A study led by a physician at Maine Medical Center has resulted in new treatment standards nationally for patients with acute lymphoblastic leukemia (ALL), a fast growing cancer of white blood cells diagnosed in more than 4,000 children and adolescents each year.


Eric Larsen, MD, below, principal investigator of the study, is the director of the Maine Children's Cancer Program and the Division of Pediatric Hematology/ Oncology at The Barbara Bush Children's Hospital at Maine Medical Center. The randomized Phase III trial demonstrated improved five year, relapse-free, survival when using a chemotherapy agent called methotrexate in high doses in children and young adults.


Methotrexate, delivered intravenously, has been an essential component in treating children with ALL for more than 50 years. However, the optimal dose and its timing has been a matter of debate and clinical research.


For 20 years, the standard treatment for ALL called for increasing IV methotrexate based on the patient's tolerance, followed by a second chemotherapy drug called asparaginase.


Dr.
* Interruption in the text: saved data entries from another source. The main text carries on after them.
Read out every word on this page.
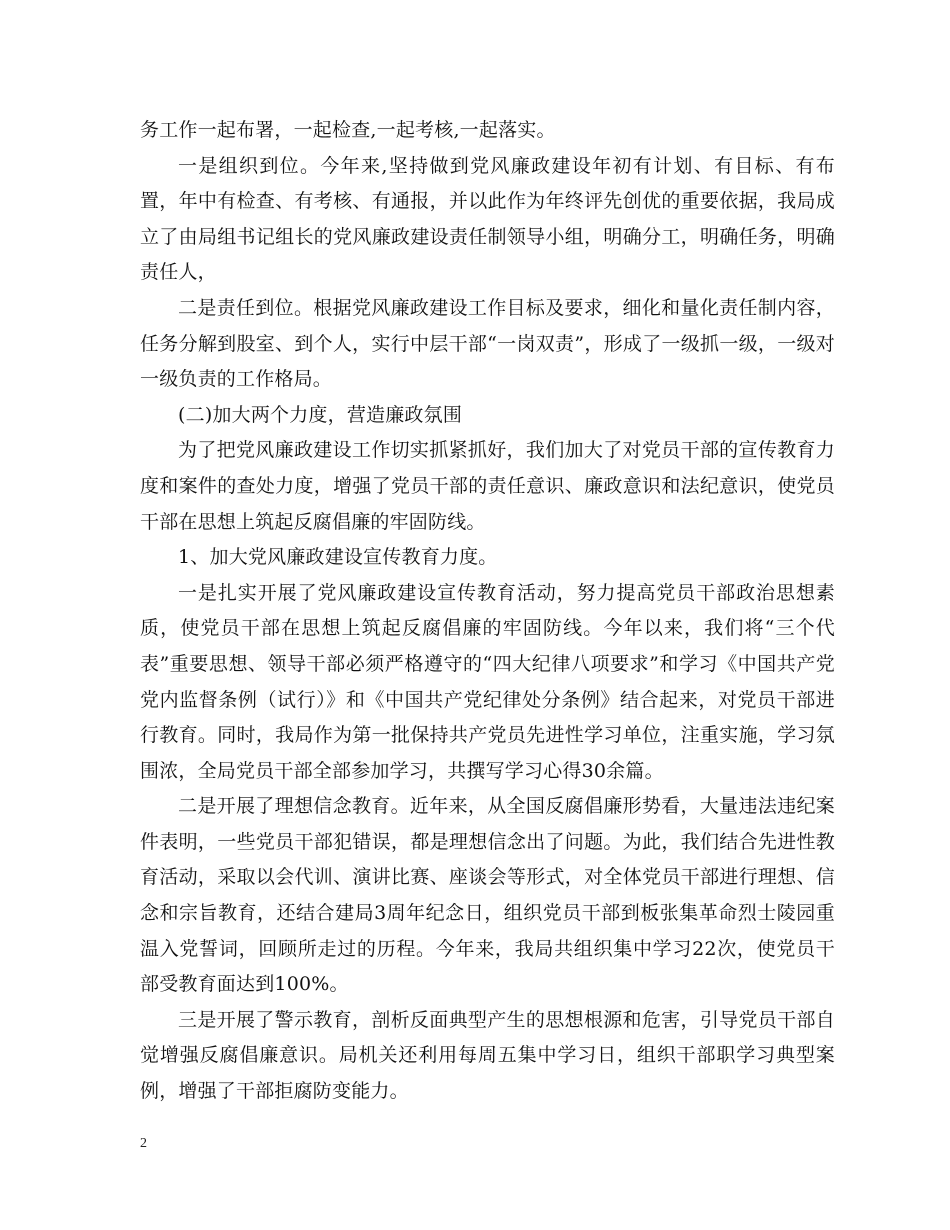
务工作一起布署，一起检查,一起考核,一起落实。

一是组织到位。今年来,坚持做到党风廉政建设年初有计划、有目标、有布置，年中有检查、有考核、有通报，并以此作为年终评先创优的重要依据，我局成立了由局组书记组长的党风廉政建设责任制领导小组，明确分工，明确任务，明确责任人，

二是责任到位。根据党风廉政建设工作目标及要求，细化和量化责任制内容，任务分解到股室、到个人，实行中层干部“一岗双责”，形成了一级抓一级，一级对一级负责的工作格局。

(二)加大两个力度，营造廉政氛围

为了把党风廉政建设工作切实抓紧抓好，我们加大了对党员干部的宣传教育力度和案件的查处力度，增强了党员干部的责任意识、廉政意识和法纪意识，使党员干部在思想上筑起反腐倡廉的牢固防线。

1、加大党风廉政建设宣传教育力度。

一是扎实开展了党风廉政建设宣传教育活动，努力提高党员干部政治思想素质，使党员干部在思想上筑起反腐倡廉的牢固防线。今年以来，我们将“三个代表”重要思想、领导干部必须严格遵守的“四大纪律八项要求”和学习《中国共产党党内监督条例（试行）》和《中国共产党纪律处分条例》结合起来，对党员干部进行教育。同时，我局作为第一批保持共产党员先进性学习单位，注重实施，学习氛围浓，全局党员干部全部参加学习，共撰写学习心得30余篇。

二是开展了理想信念教育。近年来，从全国反腐倡廉形势看，大量违法违纪案件表明，一些党员干部犯错误，都是理想信念出了问题。为此，我们结合先进性教育活动，采取以会代训、演讲比赛、座谈会等形式，对全体党员干部进行理想、信念和宗旨教育，还结合建局3周年纪念日，组织党员干部到板张集革命烈士陵园重温入党誓词，回顾所走过的历程。今年来，我局共组织集中学习22次，使党员干部受教育面达到100%。

三是开展了警示教育，剖析反面典型产生的思想根源和危害，引导党员干部自觉增强反腐倡廉意识。局机关还利用每周五集中学习日，组织干部职学习典型案例，增强了干部拒腐防变能力。

2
Larsen's study tested a methotrexate regimen which delivers a dose 50 times the starting dose of the escalating regimen. The hypothesis was that doing so would increase the chance that methotrexate would infiltrate the central nervous system, hastening the healing process.
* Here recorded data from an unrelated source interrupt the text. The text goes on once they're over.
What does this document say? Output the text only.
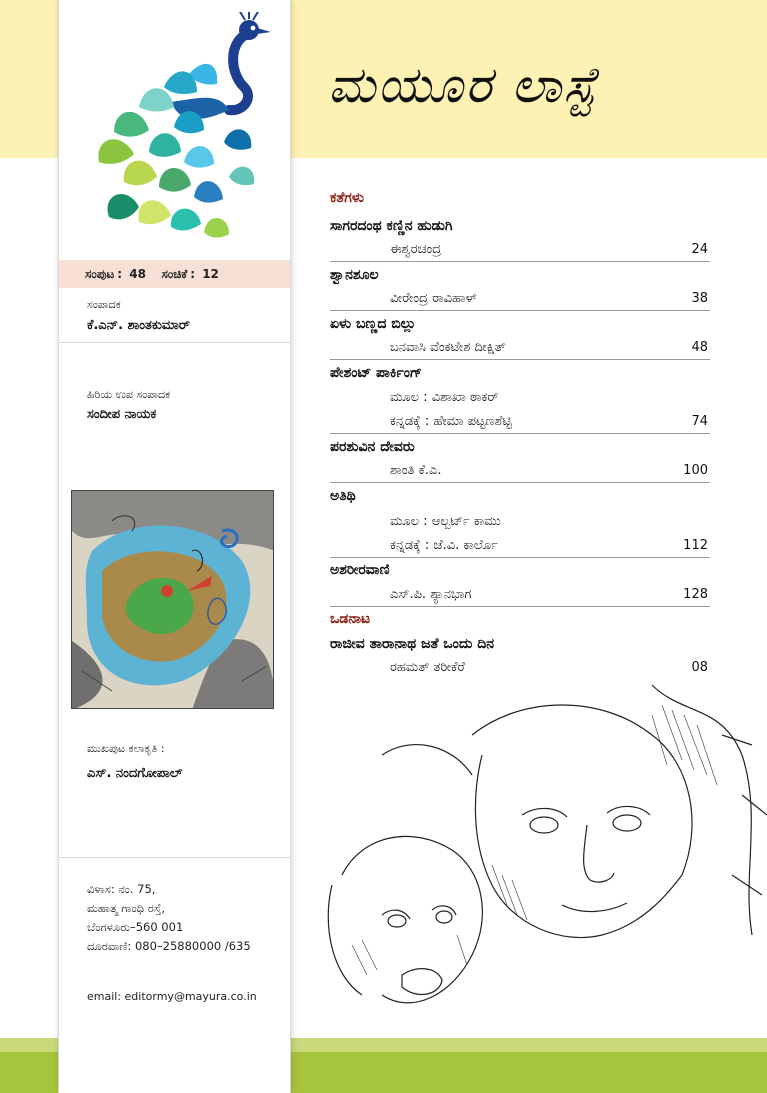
ಸಂಪುಟ : 48 ಸಂಚಿಕೆ : 12
ಸಂಪಾದಕ
ಕೆ.ಎನ್. ಶಾಂತಕುಮಾರ್
ಹಿರಿಯ ಉಪ ಸಂಪಾದಕ
ಸಂದೀಪ ನಾಯಕ
ಮುಖಪುಟ ಕಲಾಕೃತಿ :
ಎಸ್. ನಂದಗೋಪಾಲ್
ವಿಳಾಸ: ನಂ. 75,
ಮಹಾತ್ಮ ಗಾಂಧಿ ರಸ್ತೆ,
ಬೆಂಗಳೂರು–560 001
ದೂರವಾಣಿ: 080–25880000 /635
email: editormy@mayura.co.in
ಮಯೂರ ಲಾಸ್ಟೆ
ಕತೆಗಳು
ಸಾಗರದಂಥ ಕಣ್ಣಿನ ಹುಡುಗಿ
ಈಶ್ವರಚಂದ್ರ	24
ಶ್ವಾನಶೂಲ
ವೀರೇಂದ್ರ ರಾವಿಹಾಳ್	38
ಏಳು ಬಣ್ಣದ ಬಿಲ್ಲು
ಬನವಾಸಿ ವೆಂಕಟೇಶ ದೀಕ್ಷಿತ್	48
ಪೇಶಂಟ್ ಪಾರ್ಕಿಂಗ್
ಮೂಲ : ವಿಶಾಖಾ ಠಾಕರ್
ಕನ್ನಡಕ್ಕೆ : ಹೇಮಾ ಪಟ್ಟಣಶೆಟ್ಟಿ	74
ಪರಶುವಿನ ದೇವರು
ಶಾಂತಿ ಕೆ.ಎ.	100
ಅತಿಥಿ
ಮೂಲ : ಆಲ್ಬರ್ಟ್ ಕಾಮು
ಕನ್ನಡಕ್ಕೆ : ಜೆ.ವಿ. ಕಾರ್ಲೊ	112
ಅಶರೀರವಾಣಿ
ಎಸ್.ಪಿ. ಶ್ಯಾನಭಾಗ	128
ಒಡನಾಟ
ರಾಜೀವ ತಾರಾನಾಥ ಜತೆ ಒಂದು ದಿನ
ರಹಮತ್ ತರೀಕೆರೆ	08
At a planned interim analysis, the five-year, event-free survival for patients who received high-dose methotrexate was 82 percent, compared to 75 percent for patients on the escalating methotrexate regimen. There were also significantly fewer bone marrow and central nervous system relapses in the high-dose group.
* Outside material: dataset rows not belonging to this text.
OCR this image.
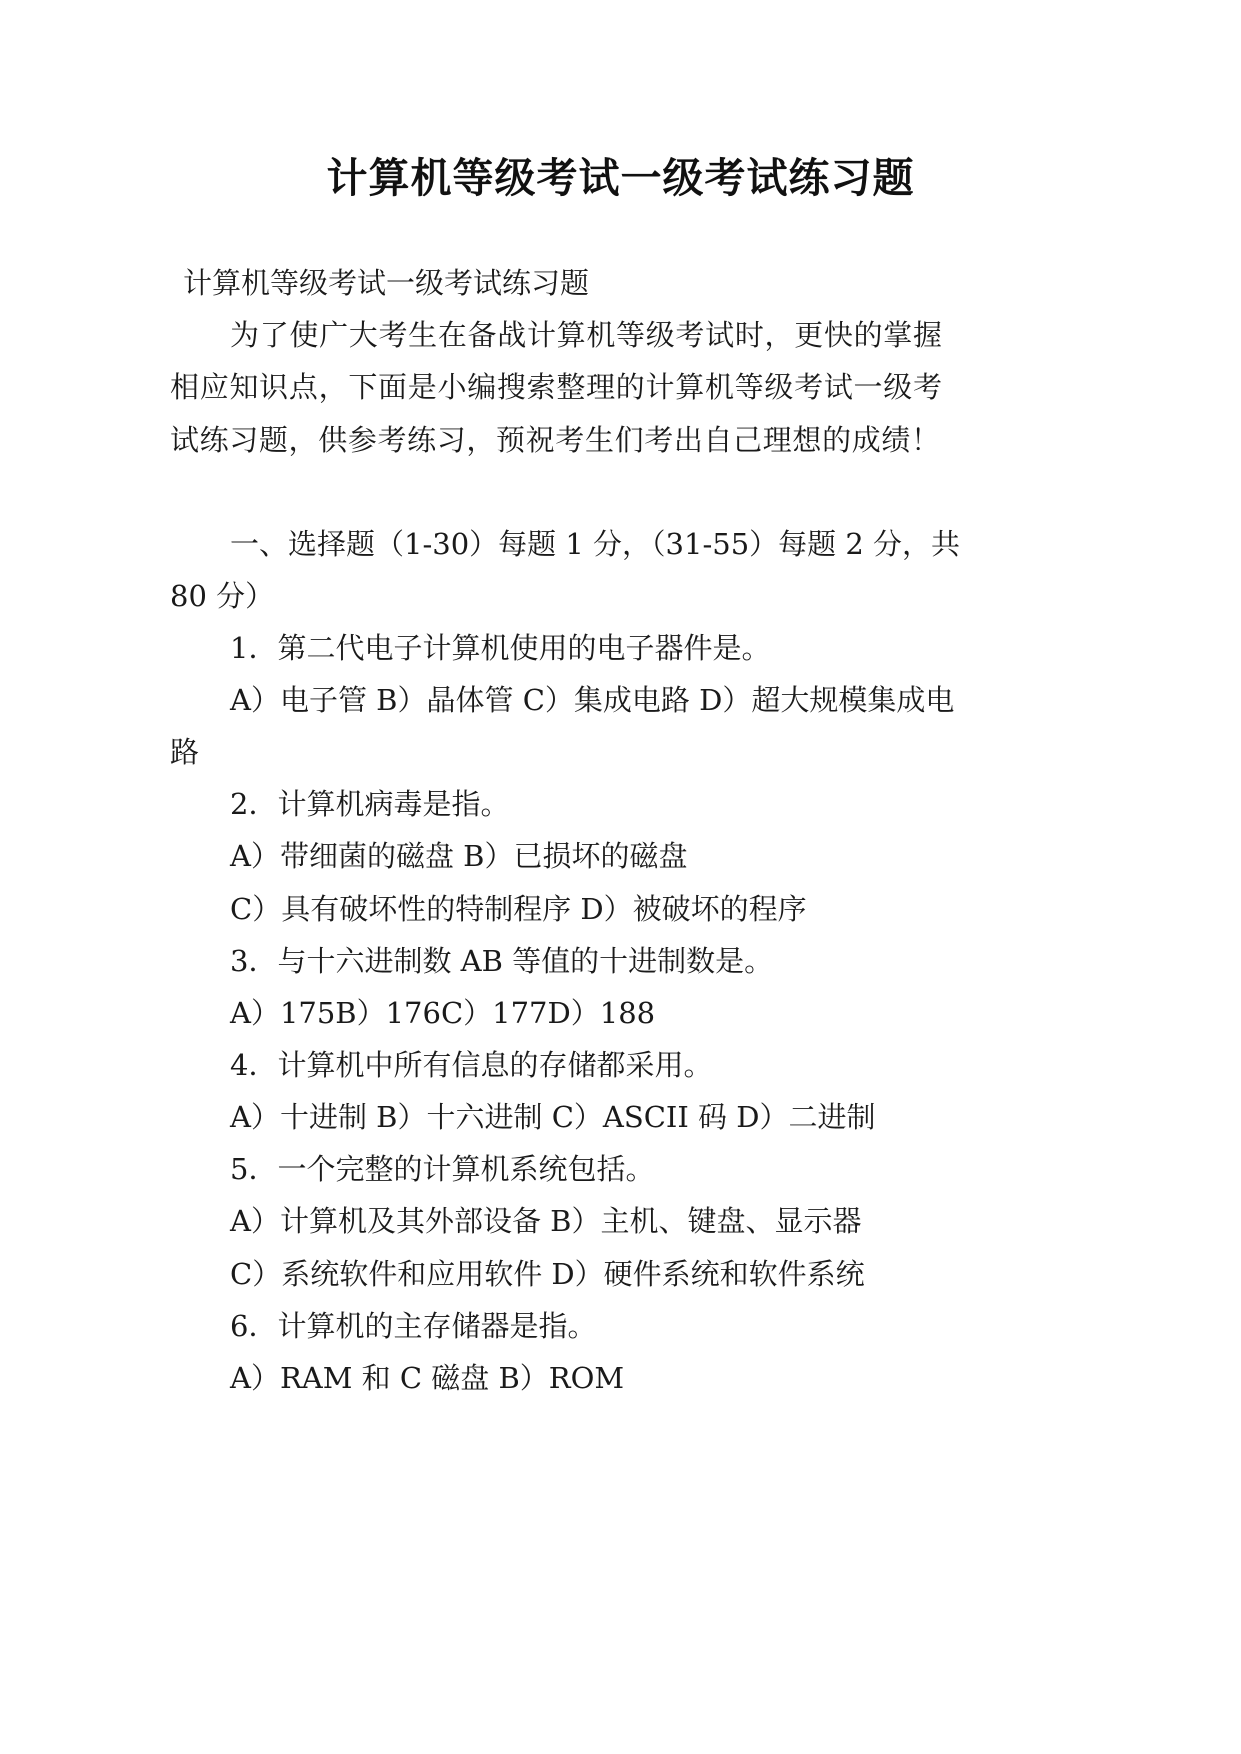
计算机等级考试一级考试练习题
计算机等级考试一级考试练习题
为了使广大考生在备战计算机等级考试时，更快的掌握
相应知识点，下面是小编搜索整理的计算机等级考试一级考
试练习题，供参考练习，预祝考生们考出自己理想的成绩！
一、选择题（1-30）每题 1 分，（31-55）每题 2 分，共
80 分）
1．第二代电子计算机使用的电子器件是。
A）电子管 B）晶体管 C）集成电路 D）超大规模集成电
路
2．计算机病毒是指。
A）带细菌的磁盘 B）已损坏的磁盘
C）具有破坏性的特制程序 D）被破坏的程序
3．与十六进制数 AB 等值的十进制数是。
A）175B）176C）177D）188
4．计算机中所有信息的存储都采用。
A）十进制 B）十六进制 C）ASCII 码 D）二进制
5．一个完整的计算机系统包括。
A）计算机及其外部设备 B）主机、键盘、显示器
C）系统软件和应用软件 D）硬件系统和软件系统
6．计算机的主存储器是指。
A）RAM 和 C 磁盘 B）ROM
"Pediatric ALL was once a deadly form of leukemia, and now it's one of the most curable," says Dr. Larsen. "This trial helps us address an important need for patients with this disease. With these results, we now have an approach that will raise cure rates even higher. Based on the findings from this trial, all current and upcoming treatment protocols for children with most newly diagnosed ALL will use this regimen."


Findings were presented at the American Society for Clinical Oncology conference last month. The Phase III study, conducted by the Children's Oncology Group of the non-profit CureSearch for Children's Cancer, randomized 2,426 patients, ages 1 to 30, with newly diagnosed high-risk B-precursor ALL to high-dose methotrexate versus escalating methotrexate plus asparaginase during a two-month interim maintenance phase of therapy following standard induction and consolidation chemotherapy.